3Comme la forte demande de biocarburants sur le marché mondial pousse le prix des matières premières à la hausse, ces biocarburants deviennent moins compétitifs par rapport au pétrole qui est, lui, plutôt à la baisse. Le prix de l’huile de palme a augmenté de 12 % cette année et devrait connaître une croissance d’au moins 10 % pendant le premier semestre 2007. Les biocarburants, qui ne représentaient que 1 % de la consommation globale de carburants en 2005, restent actuellement peu compétitifs par rapport aux carburants fossiles.
4L’Europe tire la demande. Les vingt-cinq pays de l’UE prévoient un quadruplement du volume des céréales utilisées dans la production de biocarburants d’ici à 2013. L’UE s’est fixée un objectif : 5,75 % du volume total des carburants utilisés dans les transports doivent venir de sources renouvelables d’ici à 2010. Les deux premiers producteurs mondiaux d’huile de palme, la Malaisie (15 millions de tonnes cette année) et l’Indonésie (14,7 millions), n’ont guère perdu de temps pour se positionner.

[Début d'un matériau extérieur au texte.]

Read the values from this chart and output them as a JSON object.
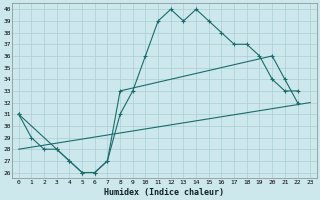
{
  "xlabel": "Humidex (Indice chaleur)",
  "bg_color": "#cce8ec",
  "grid_color": "#aacdd4",
  "line_color": "#1a6b6b",
  "xlim": [
    -0.5,
    23.5
  ],
  "ylim": [
    25.5,
    40.5
  ],
  "yticks": [
    26,
    27,
    28,
    29,
    30,
    31,
    32,
    33,
    34,
    35,
    36,
    37,
    38,
    39,
    40
  ],
  "xticks": [
    0,
    1,
    2,
    3,
    4,
    5,
    6,
    7,
    8,
    9,
    10,
    11,
    12,
    13,
    14,
    15,
    16,
    17,
    18,
    19,
    20,
    21,
    22,
    23
  ],
  "line1_x": [
    0,
    1,
    2,
    3,
    4,
    5,
    6,
    7,
    8,
    9,
    10,
    11,
    12,
    13,
    14,
    15,
    16,
    17,
    18,
    19,
    20,
    21,
    22
  ],
  "line1_y": [
    31,
    29,
    28,
    28,
    27,
    26,
    26,
    27,
    31,
    33,
    36,
    39,
    40,
    39,
    40,
    39,
    38,
    37,
    37,
    36,
    34,
    33,
    33
  ],
  "line2_x": [
    0,
    3,
    4,
    5,
    6,
    7,
    8,
    20,
    21,
    22
  ],
  "line2_y": [
    31,
    28,
    27,
    26,
    26,
    27,
    33,
    36,
    34,
    32
  ],
  "line3_x": [
    0,
    23
  ],
  "line3_y": [
    28,
    32
  ]
}
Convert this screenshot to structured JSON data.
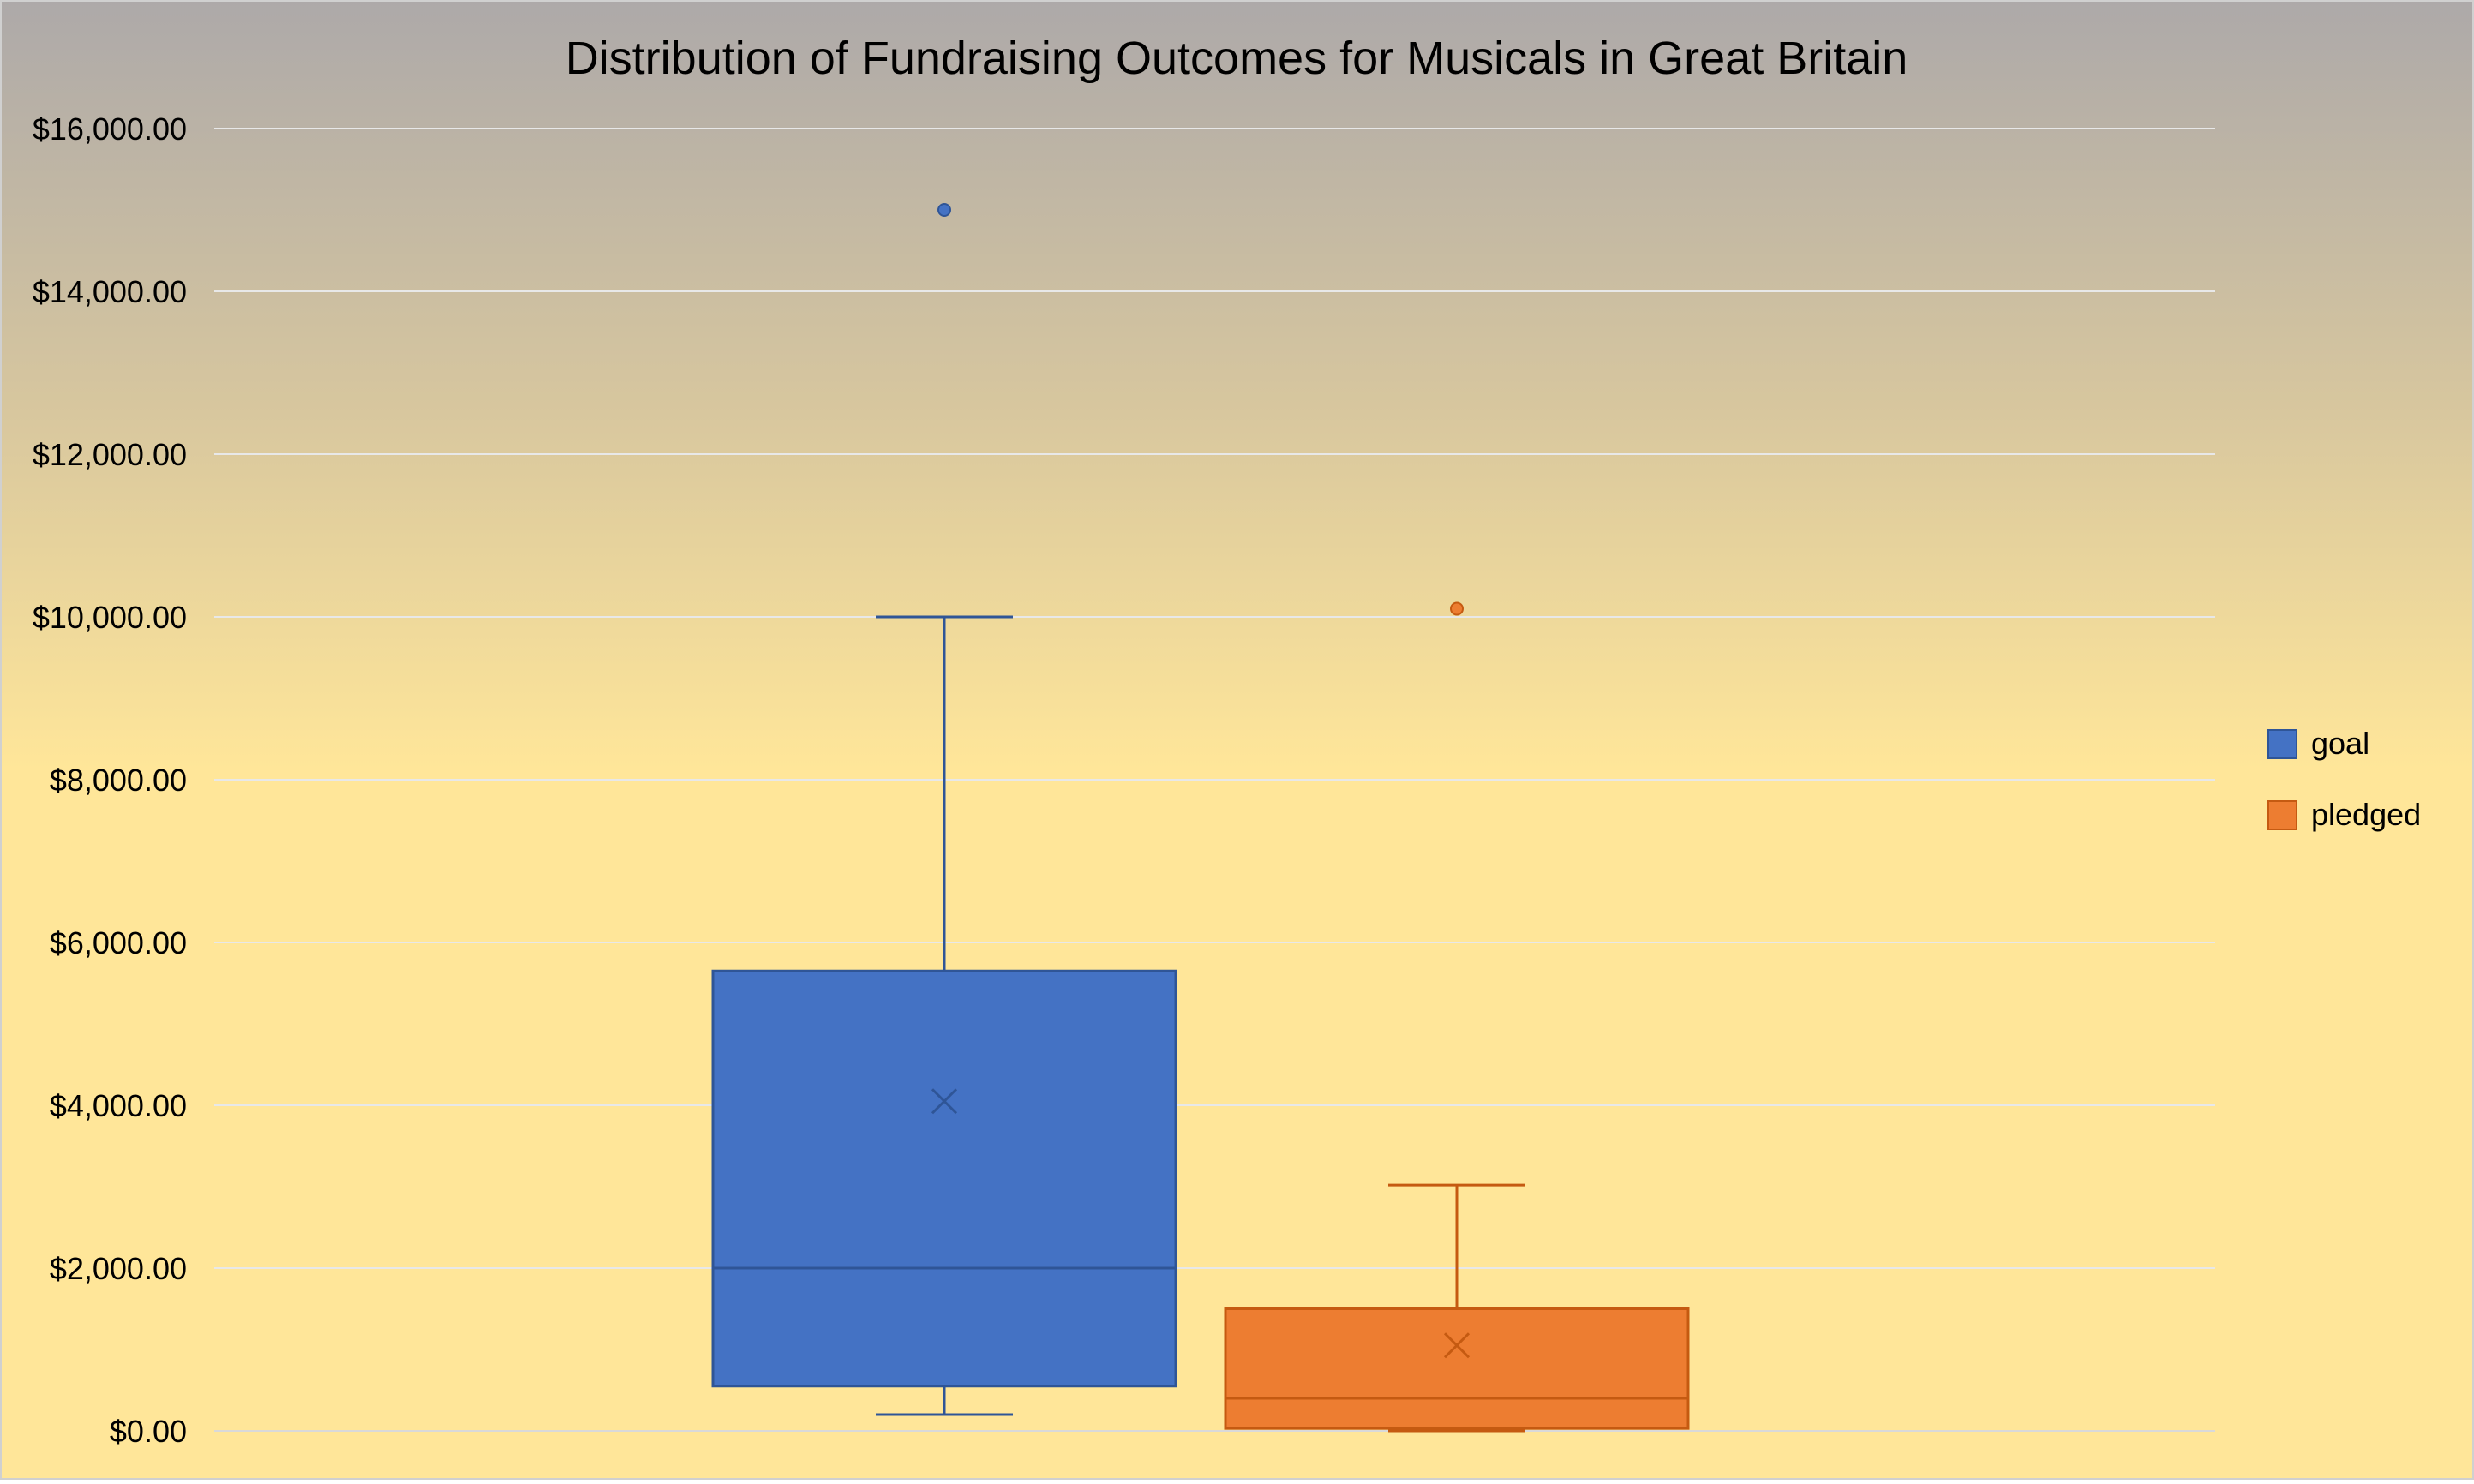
{
  "chart_data": {
    "type": "box",
    "title": "Distribution of Fundraising Outcomes for Musicals in Great Britain",
    "xlabel": "",
    "ylabel": "",
    "ylim": [
      0,
      16000
    ],
    "yticks": [
      0,
      2000,
      4000,
      6000,
      8000,
      10000,
      12000,
      14000,
      16000
    ],
    "ytick_labels": [
      "$0.00",
      "$2,000.00",
      "$4,000.00",
      "$6,000.00",
      "$8,000.00",
      "$10,000.00",
      "$12,000.00",
      "$14,000.00",
      "$16,000.00"
    ],
    "grid": true,
    "legend": {
      "position": "right",
      "entries": [
        "goal",
        "pledged"
      ]
    },
    "series": [
      {
        "name": "goal",
        "color": "#4472C4",
        "stroke": "#2F5597",
        "whisker_low": 200,
        "q1": 550,
        "median": 2000,
        "q3": 5650,
        "whisker_high": 10000,
        "mean": 4050,
        "outliers": [
          15000
        ]
      },
      {
        "name": "pledged",
        "color": "#ED7D31",
        "stroke": "#C55A11",
        "whisker_low": 0,
        "q1": 30,
        "median": 400,
        "q3": 1500,
        "whisker_high": 3020,
        "mean": 1050,
        "outliers": [
          10100
        ]
      }
    ],
    "background_gradient": [
      "#ADA9A9",
      "#D8C79E",
      "#FFE699"
    ]
  }
}
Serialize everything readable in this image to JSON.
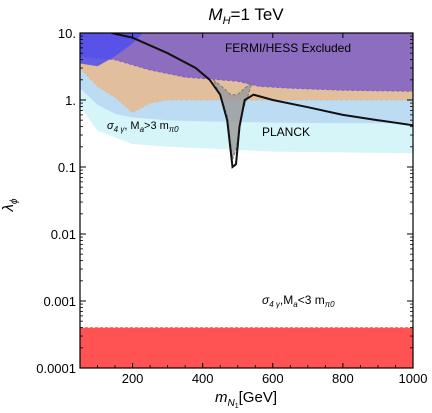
{
  "chart_data": {
    "type": "area",
    "title_main": "M",
    "title_sub": "H",
    "title_rest": "=1 TeV",
    "xlabel_main": "m",
    "xlabel_sub": "N",
    "xlabel_subsub": "1",
    "xlabel_unit": "[GeV]",
    "ylabel_main": "λ",
    "ylabel_sub": "ϕ",
    "xlim": [
      50,
      1000
    ],
    "ylim": [
      0.0001,
      10
    ],
    "yscale": "log",
    "xticks": [
      200,
      400,
      600,
      800,
      1000
    ],
    "xtick_labels": [
      "200",
      "400",
      "600",
      "800",
      "1000"
    ],
    "yticks": [
      10,
      1,
      0.1,
      0.01,
      0.001,
      0.0001
    ],
    "ytick_labels": [
      "10.",
      "1.",
      "0.1",
      "0.01",
      "0.001",
      "0.0001"
    ],
    "regions": [
      {
        "name": "light-cyan-band",
        "color": "#cff3f8",
        "upper": [
          [
            50,
            10
          ],
          [
            1000,
            10
          ]
        ],
        "lower": [
          [
            50,
            0.8
          ],
          [
            100,
            0.35
          ],
          [
            200,
            0.22
          ],
          [
            300,
            0.2
          ],
          [
            400,
            0.19
          ],
          [
            500,
            0.18
          ],
          [
            600,
            0.17
          ],
          [
            800,
            0.165
          ],
          [
            1000,
            0.16
          ]
        ]
      },
      {
        "name": "light-blue-band",
        "color": "#b7d7f3",
        "upper": [
          [
            50,
            10
          ],
          [
            1000,
            10
          ]
        ],
        "lower": [
          [
            50,
            1.5
          ],
          [
            100,
            0.85
          ],
          [
            150,
            0.62
          ],
          [
            200,
            0.55
          ],
          [
            300,
            0.5
          ],
          [
            400,
            0.48
          ],
          [
            600,
            0.46
          ],
          [
            800,
            0.45
          ],
          [
            1000,
            0.45
          ]
        ]
      },
      {
        "name": "sigma-4gamma-heavy",
        "color": "#e8b98c",
        "upper": [
          [
            50,
            10
          ],
          [
            1000,
            10
          ]
        ],
        "lower": [
          [
            50,
            3.0
          ],
          [
            100,
            1.6
          ],
          [
            150,
            1.1
          ],
          [
            200,
            0.65
          ],
          [
            250,
            0.9
          ],
          [
            300,
            1.0
          ],
          [
            400,
            1.0
          ],
          [
            500,
            1.0
          ],
          [
            600,
            1.0
          ],
          [
            800,
            1.0
          ],
          [
            1000,
            1.0
          ]
        ]
      },
      {
        "name": "fermi-hess-excluded",
        "color": "#7d5fc6",
        "upper": [
          [
            50,
            10
          ],
          [
            1000,
            10
          ]
        ],
        "lower": [
          [
            50,
            4.5
          ],
          [
            150,
            4.0
          ],
          [
            250,
            2.8
          ],
          [
            350,
            2.2
          ],
          [
            450,
            2.0
          ],
          [
            500,
            1.9
          ],
          [
            560,
            1.6
          ],
          [
            650,
            1.5
          ],
          [
            800,
            1.4
          ],
          [
            1000,
            1.35
          ]
        ]
      },
      {
        "name": "blue-top-region",
        "color": "#4f4ef0",
        "upper": [
          [
            50,
            10
          ],
          [
            230,
            10
          ]
        ],
        "lower": [
          [
            50,
            3.5
          ],
          [
            100,
            3.2
          ],
          [
            150,
            4.5
          ],
          [
            200,
            7.0
          ],
          [
            230,
            10
          ]
        ]
      },
      {
        "name": "sigma-4gamma-light",
        "color": "#ff4a4a",
        "upper": [
          [
            50,
            0.0004
          ],
          [
            1000,
            0.0004
          ]
        ],
        "lower": [
          [
            50,
            0.0001
          ],
          [
            1000,
            0.0001
          ]
        ]
      }
    ],
    "resonance_dip": {
      "color": "#9d9d9d",
      "upper": [
        [
          430,
          2.0
        ],
        [
          460,
          1.5
        ],
        [
          480,
          1.2
        ],
        [
          500,
          1.2
        ],
        [
          520,
          1.5
        ],
        [
          540,
          1.8
        ]
      ],
      "lower": [
        [
          430,
          2.0
        ],
        [
          450,
          1.2
        ],
        [
          470,
          0.6
        ],
        [
          485,
          0.13
        ],
        [
          495,
          0.18
        ],
        [
          510,
          0.6
        ],
        [
          530,
          1.2
        ],
        [
          540,
          1.8
        ]
      ]
    },
    "planck_curve": [
      [
        140,
        10
      ],
      [
        200,
        8.5
      ],
      [
        300,
        5.0
      ],
      [
        380,
        3.0
      ],
      [
        420,
        2.0
      ],
      [
        450,
        1.2
      ],
      [
        470,
        0.5
      ],
      [
        485,
        0.1
      ],
      [
        495,
        0.11
      ],
      [
        505,
        0.4
      ],
      [
        520,
        1.0
      ],
      [
        545,
        1.2
      ],
      [
        600,
        1.0
      ],
      [
        700,
        0.78
      ],
      [
        800,
        0.6
      ],
      [
        900,
        0.5
      ],
      [
        1000,
        0.42
      ]
    ],
    "annotations": {
      "fermi": "FERMI/HESS Excluded",
      "planck": "PLANCK",
      "heavy": "σ4 γ , Ma>3 mπ0",
      "light": "σ4 γ,Ma<3 mπ0"
    },
    "colors": {
      "planck_line": "#111111",
      "heavy_text": "#e8902e",
      "light_text": "#e01b1b",
      "fermi_text": "#555555"
    }
  }
}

Toutefois, la Malaisie s’attache aussi à développer le marché local : Kuala Lumpur a approuvé 52 projets de raffineries d’huile de palme depuis la mi-2005. Du diesel B5 sous l’appellation Envodiesel (5 % de biodiesel, 95 % de diesel) doit être vendu dans les stations à essence du pays à la fin de l’année.
5Forte de l’étendue de son territoire, l’Indonésie est mieux placée que la Malaisie pour satisfaire la demande de biocarburants sur le marché mondial. Jakarta a annoncé, fin septembre, un budget de 1,12 milliard d’euros pour développer 500 000 nouveaux hectares de plantations consacrées aux biocarburants. Ces plantations seront affectées, pour l’essentiel, aux palmiers à huile, mais des portions seront aussi réservées à la canne à sucre, au jatropha et au manioc. La firme PT Bakrie Sumatera Plantations, contrôlée par le ministre indonésien des Affaires sociales Aburizal Bakrie, investit avec enthousiasme dans des usines de production de biodiesel. De son côté, Wilmar International construit trois raffineries à Riau (Sumatra Ouest), qui auront une capacité combinée de production d’un million de tonnes par an.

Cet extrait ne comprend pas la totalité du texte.